According to the details and figures that were given by the Building Industry and Land Development Association (BILD), during the month of March 2022, the sum total of homes that were sold was approximately 4,115 homes. However, there was a 21% decrease as compared to the same month last year- 2021. But in spite of that, the total amount of sales in the month of March was still 12% greater than the area’s 10-year average. The standard price for new constructions of detached or semi-detached townhouses was up to $1.86 million in the month of February 2022. The prices of newly constructed condos have also been rising 13% percent every year up to $1.18 million, as stated by the Building Industry and Land Development Association (BILD).
Out of all the housing products, the condo apartments were the products that sold the most between the months of February and March. Approximately 3,277 settlements were made for units in high, medium, and low-rise buildings, including loft suites and stacked townhouses. The sales in condos during the month of March 2022 had significantly decreased to 7% as compared to last year March 2021, however, it was 34% higher than the 10-year average.
According to a few of the Building Industry and Land Development Association (BILD) personnel, there is too much demand for housing products, but too little supply. Due to this imbalance in the market, people will continue to witness an upward rise in the prices of housing products. There is a need to fundamentally rebalance the market.

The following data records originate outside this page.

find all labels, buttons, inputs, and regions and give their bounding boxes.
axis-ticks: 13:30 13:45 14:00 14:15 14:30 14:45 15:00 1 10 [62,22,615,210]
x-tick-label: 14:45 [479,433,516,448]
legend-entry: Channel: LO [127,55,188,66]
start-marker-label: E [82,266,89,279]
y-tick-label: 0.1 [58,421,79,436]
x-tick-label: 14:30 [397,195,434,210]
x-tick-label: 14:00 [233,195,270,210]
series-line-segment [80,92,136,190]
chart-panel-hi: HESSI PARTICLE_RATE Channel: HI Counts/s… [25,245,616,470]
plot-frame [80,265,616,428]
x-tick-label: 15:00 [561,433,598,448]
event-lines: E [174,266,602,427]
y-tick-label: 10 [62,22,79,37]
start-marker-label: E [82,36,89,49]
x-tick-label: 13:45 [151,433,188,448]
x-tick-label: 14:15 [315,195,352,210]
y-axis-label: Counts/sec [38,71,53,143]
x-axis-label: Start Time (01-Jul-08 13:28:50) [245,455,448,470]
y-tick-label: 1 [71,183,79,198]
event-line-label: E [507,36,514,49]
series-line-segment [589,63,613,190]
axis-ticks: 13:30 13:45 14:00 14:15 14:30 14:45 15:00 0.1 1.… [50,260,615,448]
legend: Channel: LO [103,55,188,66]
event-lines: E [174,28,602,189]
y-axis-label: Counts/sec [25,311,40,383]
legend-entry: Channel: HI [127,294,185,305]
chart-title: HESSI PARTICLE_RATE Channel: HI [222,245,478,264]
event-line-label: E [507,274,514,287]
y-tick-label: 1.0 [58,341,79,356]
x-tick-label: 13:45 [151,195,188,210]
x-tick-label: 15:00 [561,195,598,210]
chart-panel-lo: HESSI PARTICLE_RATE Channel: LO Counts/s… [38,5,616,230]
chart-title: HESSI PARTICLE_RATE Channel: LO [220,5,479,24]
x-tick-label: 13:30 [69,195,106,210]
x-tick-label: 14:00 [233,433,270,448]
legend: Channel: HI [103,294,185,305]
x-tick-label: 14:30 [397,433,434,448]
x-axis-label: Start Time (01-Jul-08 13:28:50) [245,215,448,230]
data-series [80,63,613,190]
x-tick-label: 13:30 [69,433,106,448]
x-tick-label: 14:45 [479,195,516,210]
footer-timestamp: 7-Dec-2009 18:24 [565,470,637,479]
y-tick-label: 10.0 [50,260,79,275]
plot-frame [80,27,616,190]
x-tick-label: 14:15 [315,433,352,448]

Without the rebalancing, the high prices of housing units could have an impact on the economic prospects of the Greater Toronto Area. The high costs could affect the future of the region. It could result in the slow migration of people leaving or moving outside the Greater Toronto Area. The rise in prices could have an effect on attracting people or workers to this area. It could also affect an important industry in the region, which could affect the economy. Could these problems be fixed by creating more supply?
The newly built single-family houses excluding the stacked townhouses but including the townhomes, linked, detached, and semi-detached homes- recorded up to 838 units purchased in the month of March. As compared to the same month last year, the single-family units that were purchased dropped down to 50% and were 32% lesser than the 10-year average. The region of York in Toronto recorded the bulk of single-family units that were purchased in March- approximately 254 housing units.
A monthly Building Industry and Land Development Association (BILD) report recently mentioned that the sum total of the new housing units sales was not impacted as much and the sales maintained a strong pace. However, there are a few signs indicating a slower pace of sales due to higher rates of interest and high costs, which will begin to affect demand.
As stated previously, the price of newly built condos in the Geater Toronto Area reached a historic record of $1,252,515 in the month of March, there was a 17.7% climb over the last year. The single-family housing units witnessed an even greater rate of price growth, which went from 27.3% over the last year to a benchmark of $1,838,396. The demand for housing units kept rising more than the supply in the month of March, leading to the skyrocket in prices as demand kept increasing.
As the sales of newly constructed homes and units slowed down or shifted to a slower pace as compared to March of the previous year, the demand for these newly built houses kept outpacing the supply, which left the region with a problem called as ‘inventory shortfall’. As mentioned by the CEO and President of The Building Industry and Land Development Association (BILD), the main focus now would be to keep an eye on the future and the long-term solution for constructing new houses and units. A rebalance of the market is essential.